##题目描述##
在salarytrain.dat文件中有超过三万行用户数据,每行中的用户个人数据(按逗号分隔)依次包括如下字段:
- Age: continuous
- Workclass: 8 values
- Fnlwgt: continuous.
- Education: 16 values
- Education-num: continuous.
- Marital-status: 7 values
- Occupation: 14 values
- Relationship: 6 values
- Race: 5 values
- Sex: Male, Female
- Capital-gain: continuous.
- Capital-loss: continuous.
- Hours-per-week: continuous.
- Native-country: 41 values
-
50K Income: Yes, No
其中第15个字段(Income)表示该用户的年薪是否超过了5万美元,现在请你根据salarytrain.dat中各个字段的数据,设计算法来预测salarytest.dat中哪些用户的年薪超过了5万美元。最终结果要求为:
- 按salarytest.dat中的数据,生成预测结果文件 salaryresults.dat,文件中每行为一个结果(<=50K或>50K),和salarytest.dat中每行一一对应。(格式可参考sampleresults.dat)
- 运行python /home/common/onboard/train3/evaluate.pyc ${predict_file}来获得算法准确率得分(注:准确率=预测正确的结果数/总结果数),要求得分至少要高于0.8,并且越高越好。
##题目分析##
该题目为标准的数据挖掘\机器学习中的预测问题,利用训练数据训练模型,然后基于测试数据评估模型的性能。解决该问题的基本步骤包括:
- 数据预处理(缺失值剔除,离散变量编码,连续型变量处理);
- 构建模型,可以采用多种算法,如:SVM、Logistic回归、GBRT、Adaboost、XGboost、神经网络等;
- 评估模型预测的准确率或其他指标;
这里主要采用Scikit-Learn库解决该问题,具体处理细节包括:
- 剔除缺失值;
- 对于连续型变量进行中心化或映射到[0,1][0,1][0,1]区间,比较两种变换效果,选择较好的一种;
- 对于离散型变量进行One-Hot编码,对于一个包含n个属性的变量,One-Hot编码使用n位二进制数编码属性,这样处理最重要的作用是可以保持各属性间的独立性(例. 变量为省份,包含34个不同的值,如采用单数值编码1、2、3…,则具有潜在顺序关系);
- 利用SVM、Logsitic回归、朴素贝叶斯方法、决策树方法、随机森林方法、梯度提升树方法、Adaboost方法、XGBoost、神经网络共9种算法训练数据,进行预测;
- 利用交叉验证方法进行模型选择,评估预测的准确率。
###代码###
示例代码:离散型变量One-Hot编码,连续型变量进行中心化;
#!/usr/bin/env python2
# -*- coding: utf-8 -*-
# 加载相关包
import pandas as pd
from sklearn import preprocessing
import numpy as np
from sklearn.model_selection import cross_val_score
# Part1. 读入数据
Salary_Data = pd.read_table('/Users/vancl/Desktop/达观数据_新兵训练营/train3/salarytrain.dat.txt',
sep = ',', header = None, na_values = ' ?', index_col = False)

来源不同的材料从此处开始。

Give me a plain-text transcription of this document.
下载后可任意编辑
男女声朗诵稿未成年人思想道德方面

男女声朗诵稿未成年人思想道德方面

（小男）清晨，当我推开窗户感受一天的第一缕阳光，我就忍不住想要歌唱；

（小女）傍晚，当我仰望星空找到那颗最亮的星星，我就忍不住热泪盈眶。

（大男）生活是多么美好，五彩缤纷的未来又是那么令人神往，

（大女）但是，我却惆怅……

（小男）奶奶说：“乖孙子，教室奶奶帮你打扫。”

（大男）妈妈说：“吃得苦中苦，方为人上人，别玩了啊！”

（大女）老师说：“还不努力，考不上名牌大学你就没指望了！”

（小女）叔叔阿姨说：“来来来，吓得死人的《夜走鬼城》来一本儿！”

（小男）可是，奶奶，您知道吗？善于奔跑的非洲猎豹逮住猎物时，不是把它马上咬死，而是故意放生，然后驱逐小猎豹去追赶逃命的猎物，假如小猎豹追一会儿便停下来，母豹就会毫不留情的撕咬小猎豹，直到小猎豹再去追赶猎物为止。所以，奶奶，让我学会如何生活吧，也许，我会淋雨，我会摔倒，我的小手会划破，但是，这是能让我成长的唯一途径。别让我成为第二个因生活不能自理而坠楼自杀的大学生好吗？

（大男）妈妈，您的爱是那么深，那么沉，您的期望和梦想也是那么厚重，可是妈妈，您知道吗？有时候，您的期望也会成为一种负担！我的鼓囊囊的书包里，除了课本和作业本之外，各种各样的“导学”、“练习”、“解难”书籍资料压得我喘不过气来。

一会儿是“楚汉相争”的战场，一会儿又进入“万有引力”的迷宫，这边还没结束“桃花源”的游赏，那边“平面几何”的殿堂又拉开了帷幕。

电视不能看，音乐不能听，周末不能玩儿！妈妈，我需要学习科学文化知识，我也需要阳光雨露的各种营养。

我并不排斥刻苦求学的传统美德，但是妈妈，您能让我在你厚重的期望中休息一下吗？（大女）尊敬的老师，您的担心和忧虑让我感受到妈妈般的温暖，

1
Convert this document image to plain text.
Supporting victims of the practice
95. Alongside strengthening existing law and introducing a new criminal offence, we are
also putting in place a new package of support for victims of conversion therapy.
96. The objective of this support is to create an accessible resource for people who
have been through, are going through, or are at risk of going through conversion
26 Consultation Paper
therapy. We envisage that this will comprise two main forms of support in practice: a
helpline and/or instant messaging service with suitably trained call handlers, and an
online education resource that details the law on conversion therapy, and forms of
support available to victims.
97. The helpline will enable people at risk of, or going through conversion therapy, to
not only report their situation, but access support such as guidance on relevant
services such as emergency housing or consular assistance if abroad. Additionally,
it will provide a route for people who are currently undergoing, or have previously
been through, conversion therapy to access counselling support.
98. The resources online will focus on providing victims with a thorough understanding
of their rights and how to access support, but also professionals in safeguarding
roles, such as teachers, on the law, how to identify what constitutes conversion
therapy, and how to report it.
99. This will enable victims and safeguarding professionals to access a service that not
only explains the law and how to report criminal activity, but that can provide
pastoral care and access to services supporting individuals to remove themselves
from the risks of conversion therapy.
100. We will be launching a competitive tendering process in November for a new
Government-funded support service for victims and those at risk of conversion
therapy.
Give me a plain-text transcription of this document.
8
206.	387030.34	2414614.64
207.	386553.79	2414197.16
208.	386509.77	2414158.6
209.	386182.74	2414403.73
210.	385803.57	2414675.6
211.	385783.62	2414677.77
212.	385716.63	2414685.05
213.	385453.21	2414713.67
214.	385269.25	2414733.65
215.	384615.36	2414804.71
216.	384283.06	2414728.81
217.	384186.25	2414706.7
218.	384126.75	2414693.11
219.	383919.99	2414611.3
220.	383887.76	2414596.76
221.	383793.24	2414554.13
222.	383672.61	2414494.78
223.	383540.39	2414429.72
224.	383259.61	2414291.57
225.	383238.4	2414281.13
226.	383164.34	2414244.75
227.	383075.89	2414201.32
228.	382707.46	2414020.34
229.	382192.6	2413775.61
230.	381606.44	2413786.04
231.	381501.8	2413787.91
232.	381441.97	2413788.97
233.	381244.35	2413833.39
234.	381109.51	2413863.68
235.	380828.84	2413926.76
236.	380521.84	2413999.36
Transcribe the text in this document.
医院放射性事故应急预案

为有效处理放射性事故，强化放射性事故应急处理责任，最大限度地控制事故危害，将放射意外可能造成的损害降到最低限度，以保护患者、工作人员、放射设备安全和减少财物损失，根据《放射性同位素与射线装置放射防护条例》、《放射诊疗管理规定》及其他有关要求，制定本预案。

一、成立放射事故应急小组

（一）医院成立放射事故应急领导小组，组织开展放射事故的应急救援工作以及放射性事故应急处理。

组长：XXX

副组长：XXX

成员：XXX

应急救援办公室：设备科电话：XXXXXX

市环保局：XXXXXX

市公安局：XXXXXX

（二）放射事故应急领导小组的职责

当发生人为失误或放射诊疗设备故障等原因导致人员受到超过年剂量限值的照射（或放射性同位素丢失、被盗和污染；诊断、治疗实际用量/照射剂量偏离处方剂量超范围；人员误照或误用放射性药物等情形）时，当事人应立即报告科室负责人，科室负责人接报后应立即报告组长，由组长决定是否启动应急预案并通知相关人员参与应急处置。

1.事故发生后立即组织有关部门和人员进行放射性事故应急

Salary_Data.columns = ['Age', 'Workclass', 'Fnlwgt', 'Education', 'Education-num',
'Marital-status', 'Occupation', 'Relationship', 'Race',
'Sex', 'Capital-gain', 'Capital-loss', 'Hours-per-week',
'Native-country', 'Income']
#变量
Continuous = ['Age', 'Fnlwgt', 'Education-num', 'Capital-gain', 'Capital-loss',
'Hours-per-week']
Discrete = ['Workclass', 'Education', 'Marital-status', 'Occupation', 'Relationship',
'Race', 'Sex', 'Native-country']
# Part1. 对变量进行数据预处理
# 缺失值的处理(删除)
# Null_Row = np.where(Salary_Data.isnull())[0]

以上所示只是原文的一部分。